To mark the opening of his largest exhibition to date, on view at the Bronx Museum until September 4, the Brooklyn-born photographer guides us through four decades of New York City memories
Re-Edition: What led you to approach photography?
Jamel Shabazz: It all started when I was eight years old. My father, a professional photographer, converted our studio into a space where a lot of friends and family would gather on holidays to be photographed by him. He had a lot of photography books, so I was constantly surrounded by images. I was fascinated by them and wanted to know the story behind them. I was reading Life Magazine, Look, and National Geographic. As a military man, most of the books that my father had were about war photography. Through those volumes, I was introduced to Robert Capa, Eve Arnold, and a host of other legendary photographers. Photographs informed me of what was going on — I would feed my mind with imagery that helped me discover the power of photography.
It wasn’t until I turned 15 that, looking at the documentation that an older gentleman had developed of my local community — a combination of African American and Caribbean culture — I realized that this was what I wanted to do. I remember looking at these big photo albums filled with four by six prints of young people dressed in fashionable clothes and thinking, “these are the images I want to make.” One day I took one of my mom’s Kodak Instamatic cameras and went back to my local Junior High to photograph my friends. I had been looking at images for so long that I knew how to create compositions, focus, and play with light. Every time I finished shooting, I would get the work printed at a drugstore and ask for a couple of copies for those that I had photographed. The amazement on their faces while holding those shots gave me a sense of purpose.
Eyes on the Street is my way of bringing joy, friendship, and love back into the frame” — Jamel Shabazz
When I came home from the military in the summer of 1980 — I was stationed in Germany throughout the 1970s — I understood that photography was my only weapon against the passage of time. Abandoned the cheap, inexpensive Kodak cameras, I got myself Canon 81. Once my father saw me with that camera, he took me under his wing and taught me the science of photography; light, composition, subject matter, visual storytelling, fashion documentary, and whatnot. As time progressed, a friend gave me an enlarger, a gift that transformed my life, enabling me to learn the fine art of printmaking with the support of my father. I’m 20 years old now, we have just converted our little laundry room into a dark room. I will go there every day at midnight, play some jazz music, and print ‘til eight in the morning. That’s where the magic began.
Your photographic practice took shape in and was inspired by 1980s New York. What was it like to live there at a time of such cultural and social ferment?
JS: Having been stationed in a foreign country for three years, I missed everything about New York.

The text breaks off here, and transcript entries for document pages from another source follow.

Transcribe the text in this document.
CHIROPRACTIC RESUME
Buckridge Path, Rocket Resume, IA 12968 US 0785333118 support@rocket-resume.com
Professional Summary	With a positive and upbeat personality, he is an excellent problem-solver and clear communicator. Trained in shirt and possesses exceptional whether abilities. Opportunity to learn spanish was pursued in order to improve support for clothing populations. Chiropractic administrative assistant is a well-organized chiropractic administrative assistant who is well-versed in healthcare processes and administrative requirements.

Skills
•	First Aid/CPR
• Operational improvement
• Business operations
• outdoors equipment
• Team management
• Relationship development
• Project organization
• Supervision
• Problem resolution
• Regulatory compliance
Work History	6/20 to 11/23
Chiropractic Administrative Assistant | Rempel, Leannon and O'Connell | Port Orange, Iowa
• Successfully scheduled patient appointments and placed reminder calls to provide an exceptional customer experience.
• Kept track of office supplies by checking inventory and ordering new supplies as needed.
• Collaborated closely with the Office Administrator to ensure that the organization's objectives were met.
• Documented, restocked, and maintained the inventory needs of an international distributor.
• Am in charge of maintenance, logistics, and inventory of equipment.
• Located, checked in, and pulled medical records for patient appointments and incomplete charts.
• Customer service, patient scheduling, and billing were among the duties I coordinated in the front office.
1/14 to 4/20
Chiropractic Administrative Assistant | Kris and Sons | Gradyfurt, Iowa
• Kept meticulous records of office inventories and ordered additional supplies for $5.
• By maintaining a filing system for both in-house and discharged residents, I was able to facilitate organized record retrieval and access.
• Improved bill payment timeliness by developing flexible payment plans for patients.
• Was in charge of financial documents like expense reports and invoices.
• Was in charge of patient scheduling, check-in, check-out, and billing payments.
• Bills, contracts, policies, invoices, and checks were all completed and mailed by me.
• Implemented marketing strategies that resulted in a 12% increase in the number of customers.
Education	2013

In Germany, I would fantasize about the trains and try to visualize what the streets and the different places I used to visit — Times Square or Delancey Street — looked like. I promised myself that, once back in New York City, I would never be without memory. I wanted to document everything with my camera because I knew what it felt like not to have such memories. What really drove me back then was youth culture. It was a big change in time: the same kids I had photographed before leaving for the military were now teenagers. Because they already knew me, it was easy to reconnect with them, find out what had happened during my absence, and take their pictures again. Those renovated friendships filled me with joy.
What I really cared about at that point was getting an understanding of what was going on. A lot of young men had started dying prematurely at the hands of other young men. I felt the responsibility to speak to those young people to find out what was happening and my camera became the compass that led me to most of them, including the ones I didn’t know. Unbeknownst to me, a lot of those guys were enemies of one another but I wouldn’t find out until later on.
A lot of young men had started dying prematurely at the hands of other young men. I felt the responsibility to find out what was happening and my camera became the compass that led me to most of them, including the ones I didn’t know.” — Jamel Shabazz
It was the rise of music — conscious hip hop was beginning to gain a lot of ground during that time. Despite the violence taking over the community, a lot of artists spoke positivity, pride, and dignity. Brooklyn, my neighborhood, was a combination of African American and Caribbean influences, so I had an even balance of hip hop culture, R&B, jazz, and Rastafarian lifestyle running through my veins. My camera became the evidence of the conversations I would have with those I would meet along the way.
I started carrying my portfolio with me everywhere I went. The process was the same every single time: I would run into someone, engage them in conversation, and document our encounter. Having the opportunity to learn from people, lending my voice to help ease violence in my community, and inspiring the youth was the highlight of the early days of my career. Besides my portfolio, I would always have my chessboard with me. I looked at it as a game of life; it’s about sacrifice, observation, and having goals and objectives. No one knew how to contend with conflict and obstacles, so I would teach young people how to play chess as a form of conflict resolution. The AIDS and crack epidemics were both on the horizon but no one was aware of that just yet.